В отсеке повисает молчание, становятся слышны удары песчинок по обшивке и гул двигателей, вращающих шестиметровые колеса мобилбейза.

— Я так понимаю, что если адаптация не мутационная, то технологическая, — подал голос Брайман.

— Да. Я тут захватил образцы их изделий, можете оценить. — Шериф открыл пластиковый контейнер, лежащий на полу отсека, и начал доставать из него предметы. — Вот «колхозный скафандр», — указал Делейни на две жестяные банки из-под компота, наполненные густой субстанцией. — Дикари обмазываются этой дрянью, и она на морозе густеет, превращаясь в упругую непроницаемую оболочку…

— А температура внутри?

— Одежда на дикарях с ватной прослойкой. Вата структурно похожа на полимерный бетон космических кораблей, только гибкая. Коэффициент теплопотерь у нее стремится к нулю. У меня, к сожалению, образца нет.

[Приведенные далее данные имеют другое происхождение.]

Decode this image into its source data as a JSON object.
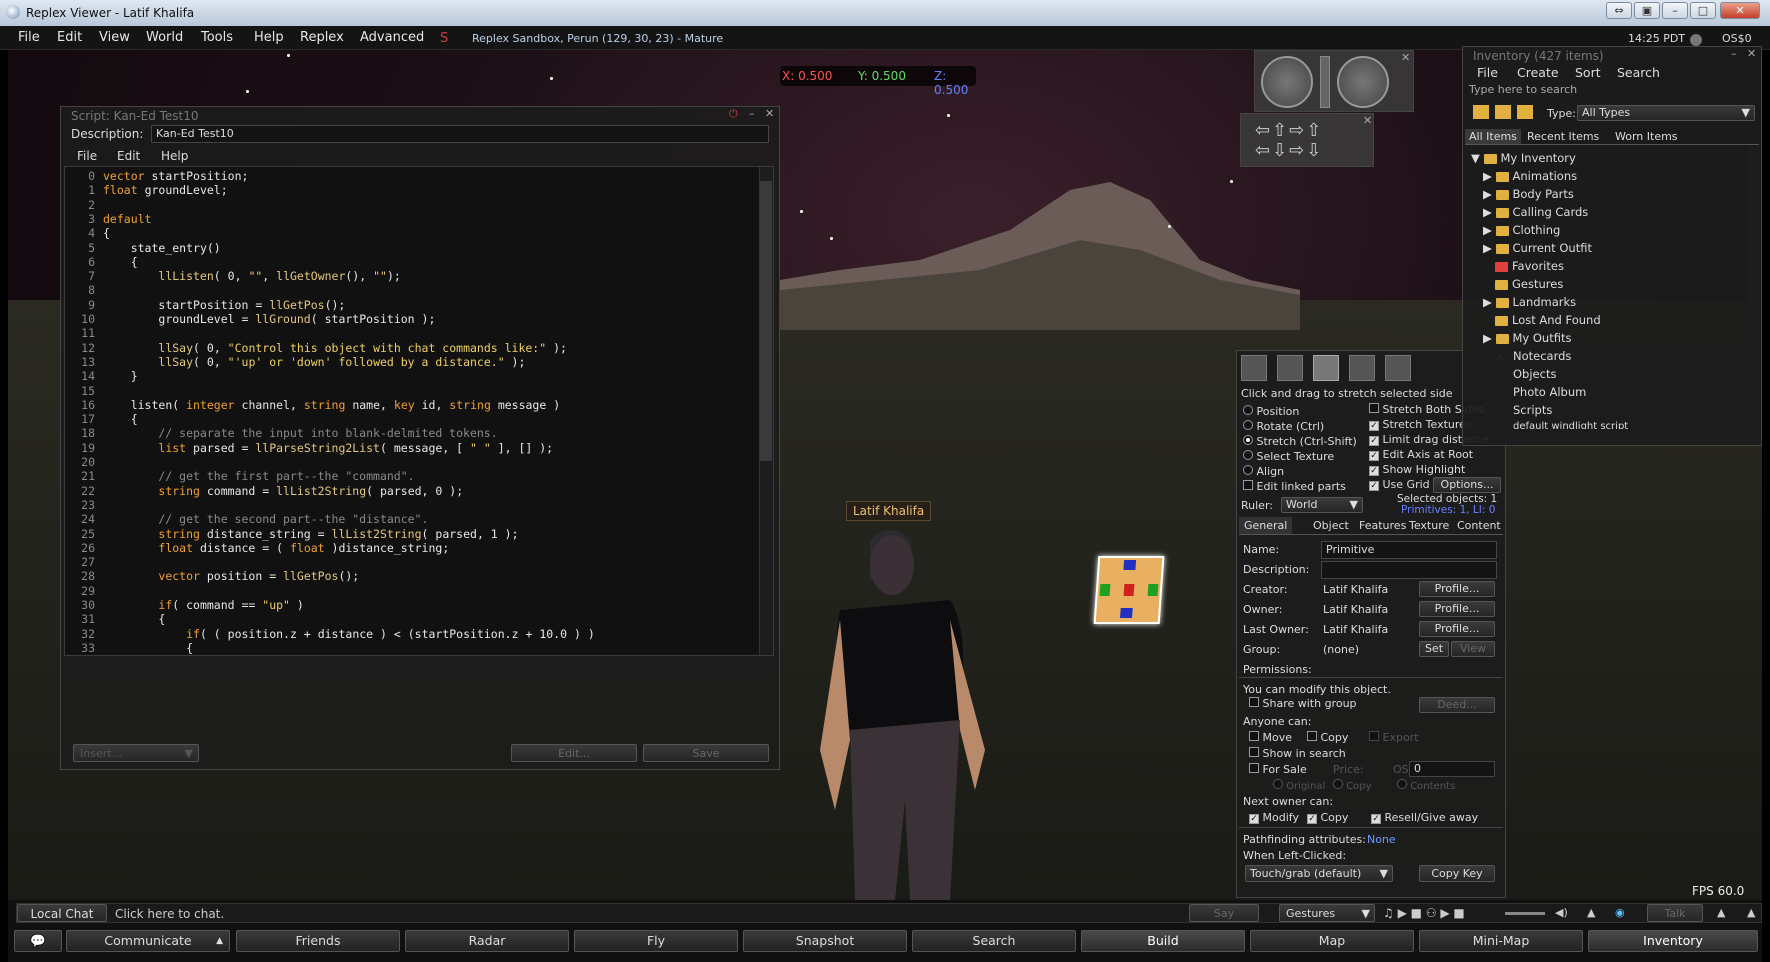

Но есть дыхательный аппарат.

Из контейнера появляется клубок из трубок, бутылок, контейнеров, сплетенных в непонятную на первый взгляд систему.

— Не знаю, как назвать… По сути же, изделие — синтезатор и преобразователь газовых смесей. — Шериф пыхтит эрзац-сигаретой и пинает клубок у ног. — А по совместительству и средство для балдежа.

— Самогонный аппарат?

— Самогонный аппарат, да, но балдеж «колхозники» ловят от аргона: повышают давление до двух десятых мегапаскалей. А перегоняют газы. Вообще конструкций встречал множество, как и способов получения кислорода. Нагревают калийную соль: из ее десяти граммов получается литр кислорода. Из грунтовой окалины выделяют — им еще и железо достается. Да и просто расщепляют углекислый атмосферный газ на углерод и кислород. С водой придумывают похожие фокусы. Едят же непонятно что — какие-то мхи и грибы в пещерах выращивают…

— Поразительно, — восхищается Брайман, — все дикари превосходные химики!

— Поразительно то, что все свои приспособления они могут собирать из подручного материала. Если наши инструменты промышленного изготовления, то у них все сплошь кустарного. Понимаете? Каждый дикарь — и инженер, и физик, и химик, и, мать их, слесарь в одном флаконе!